Know your own individual fluid replacement needs. You should ascertain how much fluid your body needs during your preparation for the race. Don’t become dehydrated. Drink adequately for a few days prior to the run. Drink up to 16 ounces of fluid 2 hours before the race. Gatorade Endurance Formula is the official sports beverage of the Credit Union Cherry Blossom and replenishes sodium and electrolytes lost during the run. During the run, drink at a rate close to your sweat rate to account for fluid losses but not so much as to gain weight. Too much water during the race can cause severe electrolyte problems. Gatorade Endurance Formula and water will be available at the race site before the start, at 5 aid stations on the 10 mile course (approximately at 2.5 miles, 4.25 miles, 6 miles, 7.75 miles and 8.85 miles), at one on-course station (at 2 miles) in the 5K, and at the finish areas of both races.
Recognition of Physical Problems
While every runner will experience varying degrees of discomfort, significant changes in physical status should be recognized. If in doubt, stop to ask for advice.
Symptoms of heat injury: piloerection (hair on end or gooseflesh) on the chest or upper arms; chilling; headache or throbbing pressure; unsteadiness; vomiting or nausea; labored breathing; faintness; muscle cramps; excessive fatigue, excessive or lack of sweating; confusion/irritability; or lightheadedness. Do not continue running with these symptoms, or you may collapse or become unconscious.
Symptoms of overexertion: nausea; vomiting; extreme breathlessness; dizziness; unusual fatigue or headache.
Location of Medical Facilities
Medical personnel for before or after the 10 mile or the 5K Run-Walk are located at a fully-staffed Main Medical tent located on the Washington Monument Grounds in the 10 mile pre- and post race staging area (about 200 yards past the finish line). On the course medical aid is available at every aid station (2.5 miles, 4.25 miles, 6 miles, 7.75 miles and 8.85 miles in the 10 mile, and at the start-finish line near 15th and Jefferson Dr.) There is a medical tent in the staging area of the 5K Run-Walk. Medical spotters will be positioned at the finish line and will quickly transport runners in need to the Main Medical tent. Ambulances, medical gators and roving bike teams are located on the course. Medical personnel are running in the race and will be wearing medical bibs or caps (white with red cross) and black fanny packs.
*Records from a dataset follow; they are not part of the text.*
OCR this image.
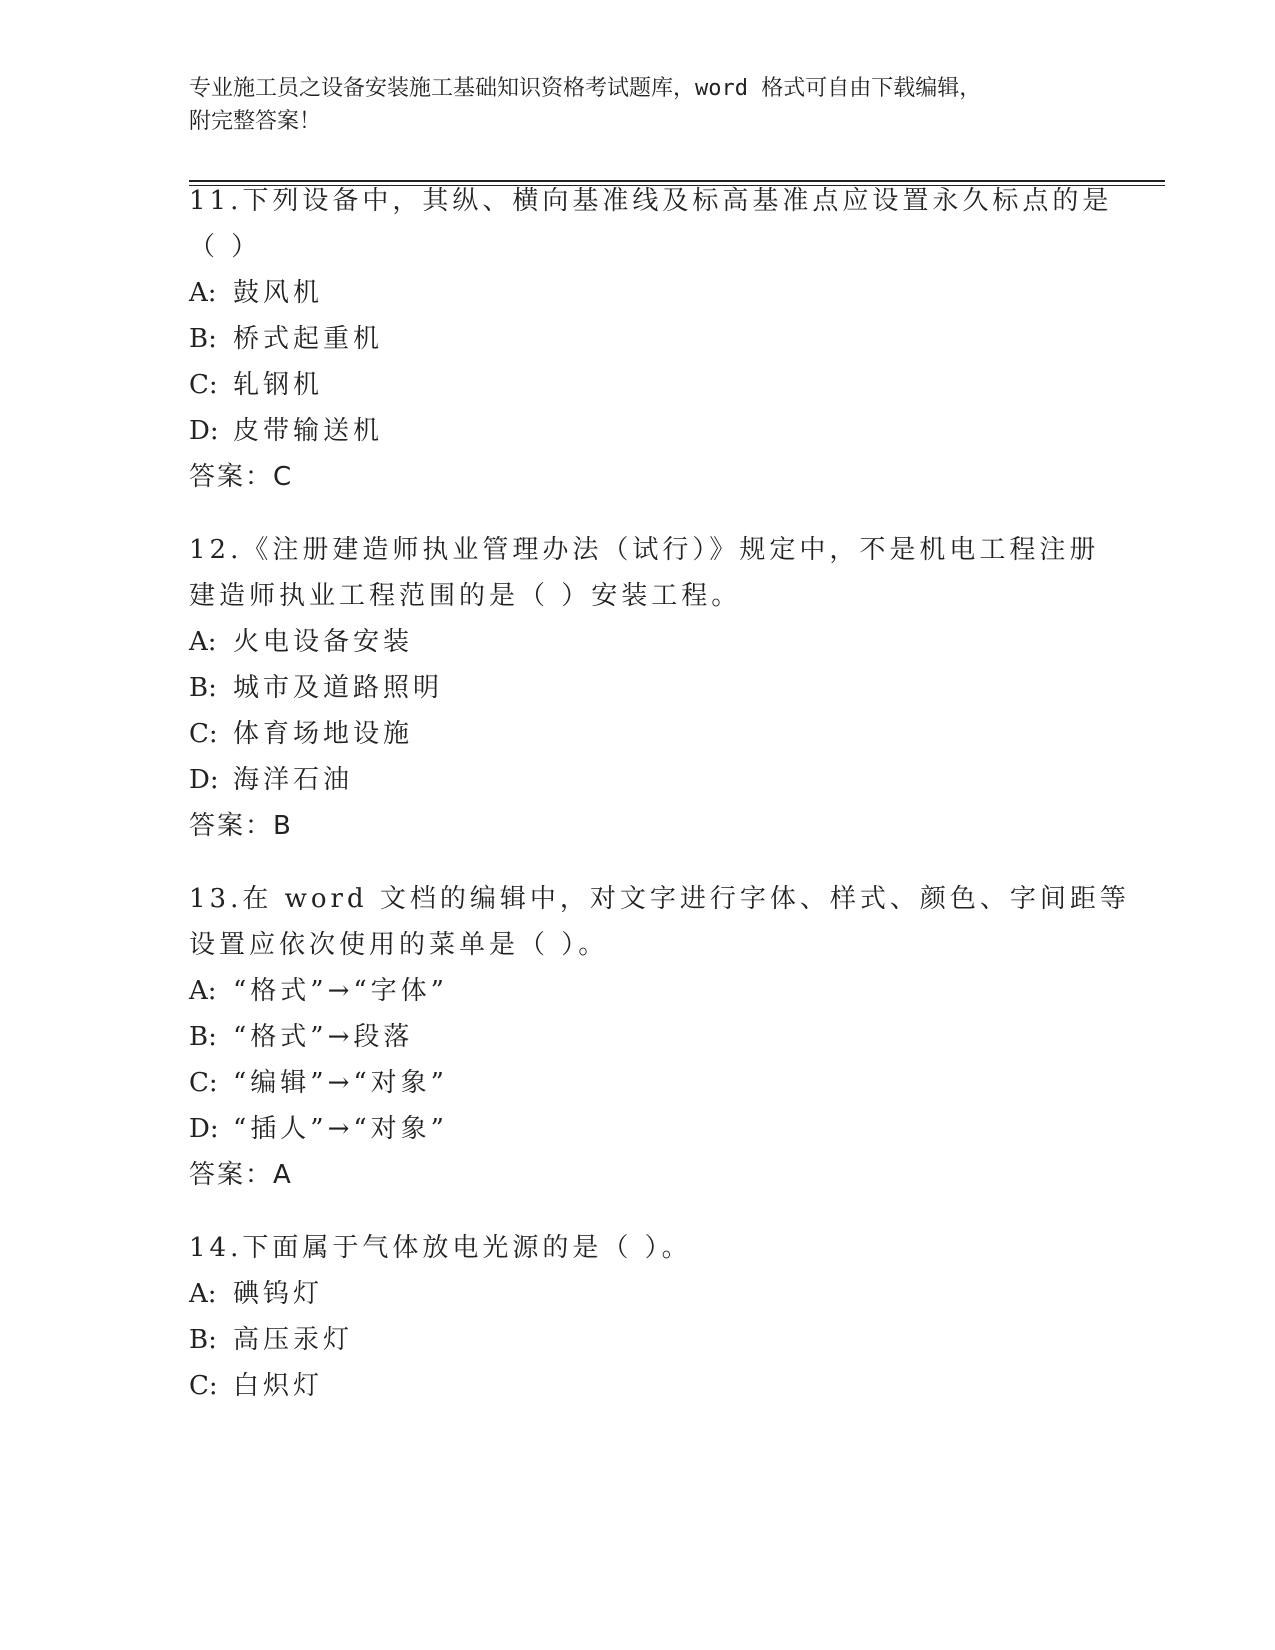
专业施工员之设备安装施工基础知识资格考试题库，word 格式可自由下载编辑，
附完整答案！
11.下列设备中，其纵、横向基准线及标高基准点应设置永久标点的是
（ ）
A: 鼓风机
B: 桥式起重机
C: 轧钢机
D: 皮带输送机
答案：C
12.《注册建造师执业管理办法（试行）》规定中，不是机电工程注册
建造师执业工程范围的是（ ）安装工程。
A: 火电设备安装
B: 城市及道路照明
C: 体育场地设施
D: 海洋石油
答案：B
13.在 word 文档的编辑中，对文字进行字体、样式、颜色、字间距等
设置应依次使用的菜单是（ ）。
A: “格式”→“字体”
B: “格式”→段落
C: “编辑”→“对象”
D: “插人”→“对象”
答案：A
14.下面属于气体放电光源的是（ ）。
A: 碘钨灯
B: 高压汞灯
C: 白炽灯
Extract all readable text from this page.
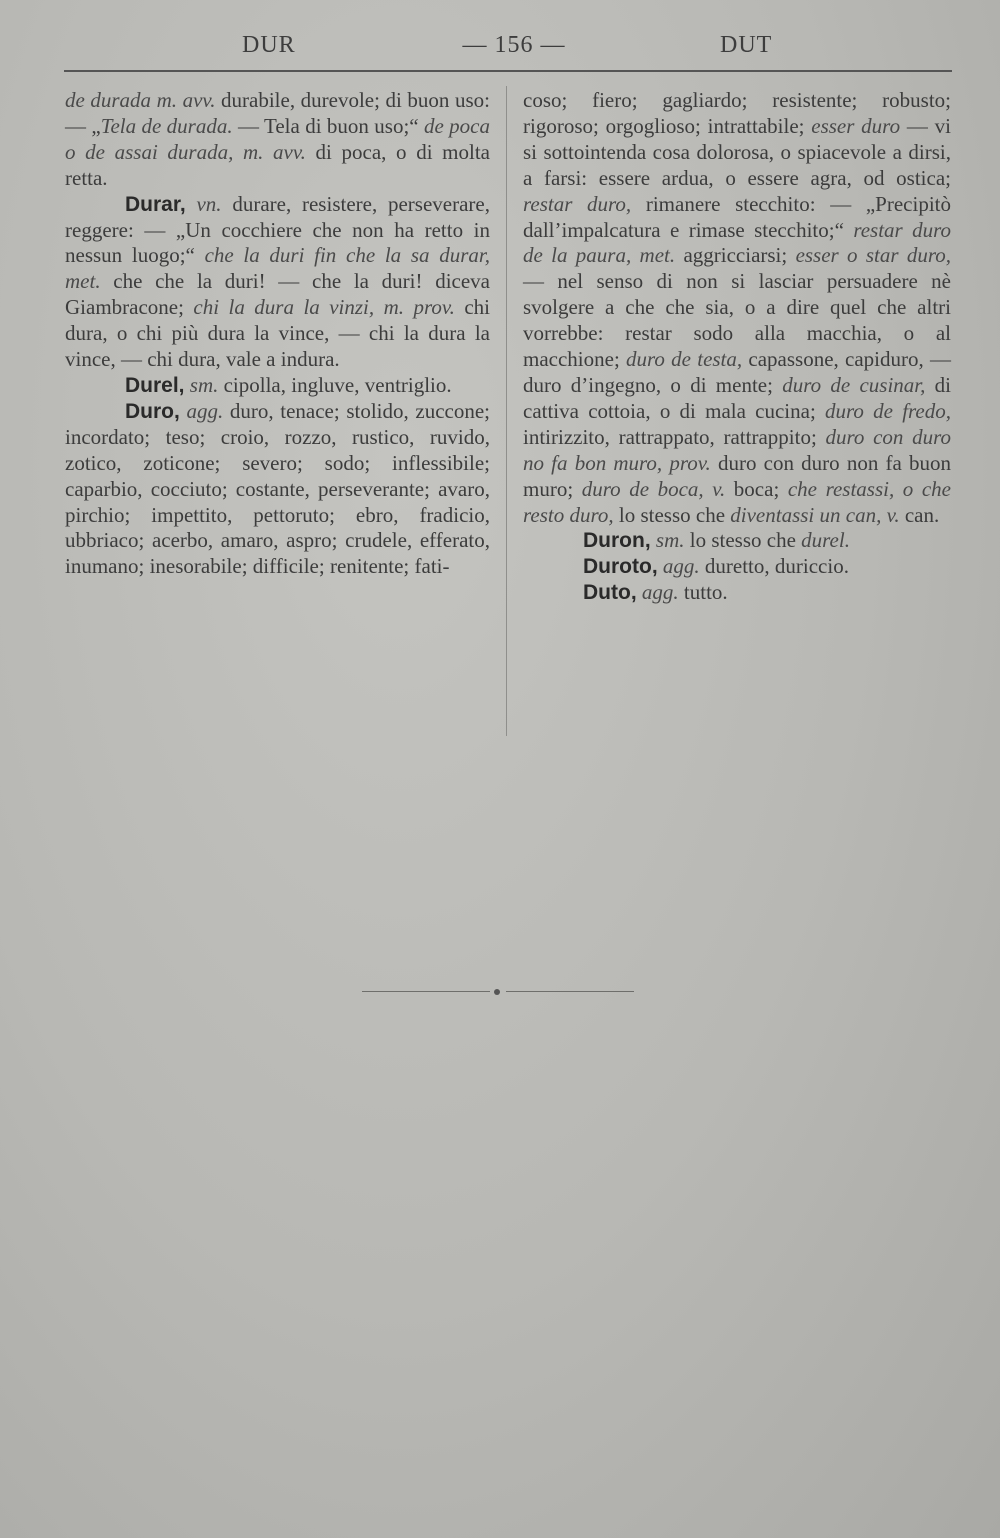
DUR	— 156 —	DUT

de durada m. avv. durabile, durevole; di buon uso: — „Tela de durada. — Tela di buon uso;“ de poca o de assai durada, m. avv. di poca, o di molta retta.

Durar, vn. durare, resistere, perseverare, reggere: — „Un cocchiere che non ha retto in nessun luogo;“ che la duri fin che la sa durar, met. che che la duri! — che la duri! diceva Giambracone; chi la dura la vinzi, m. prov. chi dura, o chi più dura la vince, — chi la dura la vince, — chi dura, vale a indura.

Durel, sm. cipolla, ingluve, ventriglio.

Duro, agg. duro, tenace; stolido, zuccone; incordato; teso; croio, rozzo, rustico, ruvido, zotico, zoticone; severo; sodo; inflessibile; caparbio, cocciuto; costante, perseverante; avaro, pirchio; impettito, pettoruto; ebro, fradicio, ubbriaco; acerbo, amaro, aspro; crudele, efferato, inumano; inesorabile; difficile; renitente; fati-

coso; fiero; gagliardo; resistente; robusto; rigoroso; orgoglioso; intrattabile; esser duro — vi si sottointenda cosa dolorosa, o spiacevole a dirsi, a farsi: essere ardua, o essere agra, od ostica; restar duro, rimanere stecchito: — „Precipitò dall’impalcatura e rimase stecchito;“ restar duro de la paura, met. aggricciarsi; esser o star duro, — nel senso di non si lasciar persuadere nè svolgere a che che sia, o a dire quel che altri vorrebbe: restar sodo alla macchia, o al macchione; duro de testa, capassone, capiduro, — duro d’ingegno, o di mente; duro de cusinar, di cattiva cottoia, o di mala cucina; duro de fredo, intirizzito, rattrappato, rattrappito; duro con duro no fa bon muro, prov. duro con duro non fa buon muro; duro de boca, v. boca; che restassi, o che resto duro, lo stesso che diventassi un can, v. can.

Duron, sm. lo stesso che durel.

Duroto, agg. duretto, duriccio.

Duto, agg. tutto.
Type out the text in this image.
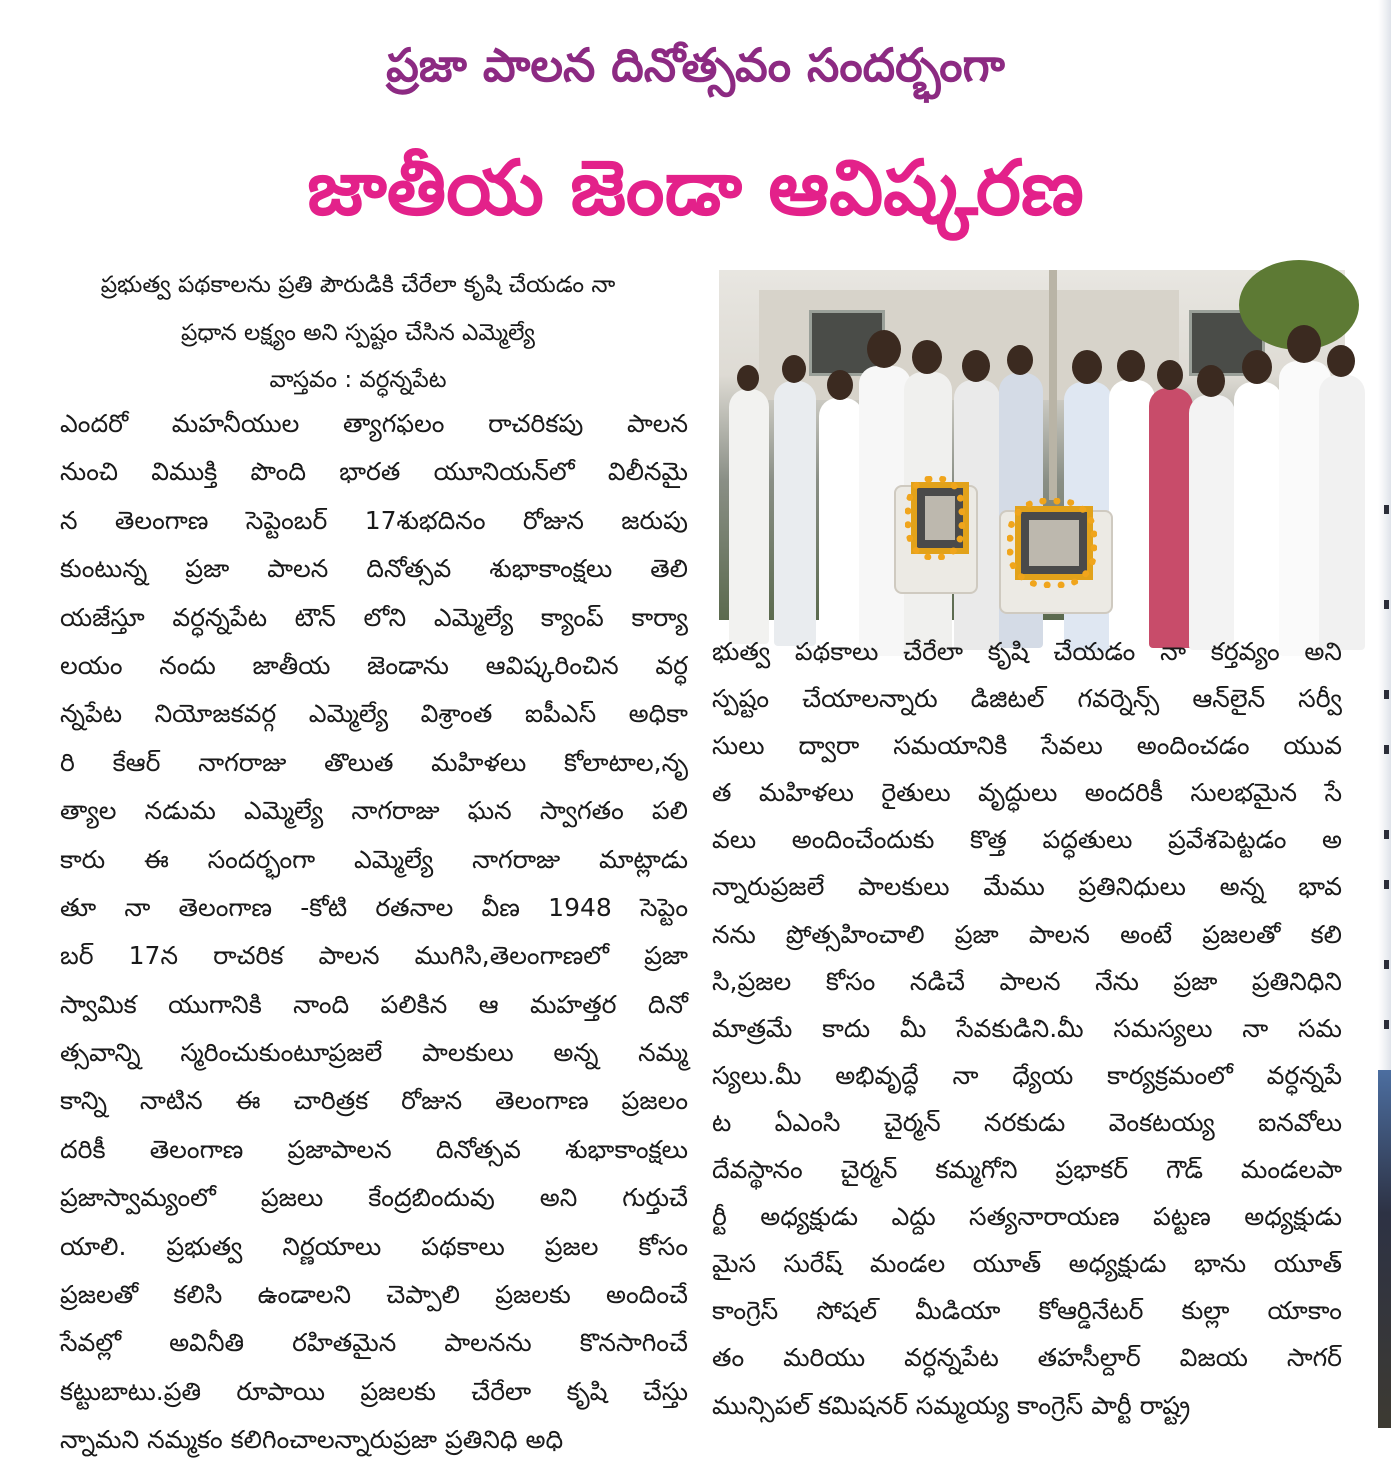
ప్రజా పాలన దినోత్సవం సందర్భంగా
జాతీయ జెండా ఆవిష్కరణ
ప్రభుత్వ పథకాలను ప్రతి పౌరుడికి చేరేలా కృషి చేయడం నా
ప్రధాన లక్ష్యం అని స్పష్టం చేసిన ఎమ్మెల్యే
వాస్తవం : వర్ధన్నపేట
ఎందరో మహనీయుల త్యాగఫలం రాచరికపు పాలన
నుంచి విముక్తి పొంది భారత యూనియన్‌లో విలీనమై
న తెలంగాణ సెప్టెంబర్ 17శుభదినం రోజున జరుపు
కుంటున్న ప్రజా పాలన దినోత్సవ శుభాకాంక్షలు తెలి
యజేస్తూ వర్ధన్నపేట టౌన్ లోని ఎమ్మెల్యే క్యాంప్ కార్యా
లయం నందు జాతీయ జెండాను ఆవిష్కరించిన వర్ధ
న్నపేట నియోజకవర్గ ఎమ్మెల్యే విశ్రాంత ఐపీఎస్ అధికా
రి కేఆర్ నాగరాజు తొలుత మహిళలు కోలాటాల,నృ
త్యాల నడుమ ఎమ్మెల్యే నాగరాజు ఘన స్వాగతం పలి
కారు ఈ సందర్భంగా ఎమ్మెల్యే నాగరాజు మాట్లాడు
తూ నా తెలంగాణ -కోటి రతనాల వీణ 1948 సెప్టెం
బర్ 17న రాచరిక పాలన ముగిసి,తెలంగాణలో ప్రజా
స్వామిక యుగానికి నాంది పలికిన ఆ మహత్తర దినో
త్సవాన్ని స్మరించుకుంటూప్రజలే పాలకులు అన్న నమ్మ
కాన్ని నాటిన ఈ చారిత్రక రోజున తెలంగాణ ప్రజలం
దరికీ తెలంగాణ ప్రజాపాలన దినోత్సవ శుభాకాంక్షలు
ప్రజాస్వామ్యంలో ప్రజలు కేంద్రబిందువు అని గుర్తుచే
యాలి. ప్రభుత్వ నిర్ణయాలు పథకాలు ప్రజల కోసం
ప్రజలతో కలిసి ఉండాలని చెప్పాలి ప్రజలకు అందించే
సేవల్లో అవినీతి రహితమైన పాలనను కొనసాగించే
కట్టుబాటు.ప్రతి రూపాయి ప్రజలకు చేరేలా కృషి చేస్తు
న్నామని నమ్మకం కలిగించాలన్నారుప్రజా ప్రతినిధి అధి
భుత్వ పథకాలు చేరేలా కృషి చేయడం నా కర్తవ్యం అని
స్పష్టం చేయాలన్నారు డిజిటల్ గవర్నెన్స్ ఆన్‌లైన్ సర్వీ
సులు ద్వారా సమయానికి సేవలు అందించడం యువ
త మహిళలు రైతులు వృద్ధులు అందరికీ సులభమైన సే
వలు అందించేందుకు కొత్త పద్ధతులు ప్రవేశపెట్టడం అ
న్నారుప్రజలే పాలకులు మేము ప్రతినిధులు అన్న భావ
నను ప్రోత్సహించాలి ప్రజా పాలన అంటే ప్రజలతో కలి
సి,ప్రజల కోసం నడిచే పాలన నేను ప్రజా ప్రతినిధిని
మాత్రమే కాదు మీ సేవకుడిని.మీ సమస్యలు నా సమ
స్యలు.మీ అభివృద్ధే నా ధ్యేయ కార్యక్రమంలో వర్ధన్నపే
ట ఏఎంసి చైర్మన్ నరకుడు వెంకటయ్య ఐనవోలు
దేవస్థానం చైర్మన్ కమ్మగోని ప్రభాకర్ గౌడ్ మండలపా
ర్టీ అధ్యక్షుడు ఎద్దు సత్యనారాయణ పట్టణ అధ్యక్షుడు
మైస సురేష్ మండల యూత్ అధ్యక్షుడు భాను యూత్
కాంగ్రెస్ సోషల్ మీడియా కోఆర్డినేటర్ కుల్లా యాకాం
తం మరియు వర్ధన్నపేట తహసీల్దార్ విజయ సాగర్
మున్సిపల్ కమిషనర్ సమ్మయ్య కాంగ్రెస్ పార్టీ రాష్ట్ర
They will respond to medical emergencies. Medical spotters in elevated “lifeguard” chairs will be in the post-race area.
Injured runners will be transported either to the Main Medical tent located in the 10 mile post-race area on the Washington Monument Grounds near 15th St. and Constitution Ave., or, if deemed necessary, directly to George Washington University Medical Center (Emergency Room Number: 202-715-4911) unless it is full. In that event, Emergency Responders will determine the closest available hospital. All runners are asked to help by reporting injuries or downed runners to medical personnel, sentries or aid station personnel along the course. To report a runner needing medical attention call Race Unified Command Center (UCC) at 202-577-1108. Family members of participants should be aware that HIPAA laws mean race organizers will have only minimal information about runners transported to local hospitals.
Notice: Any race official has the authority to remove any runner who is thought to be at medical risk.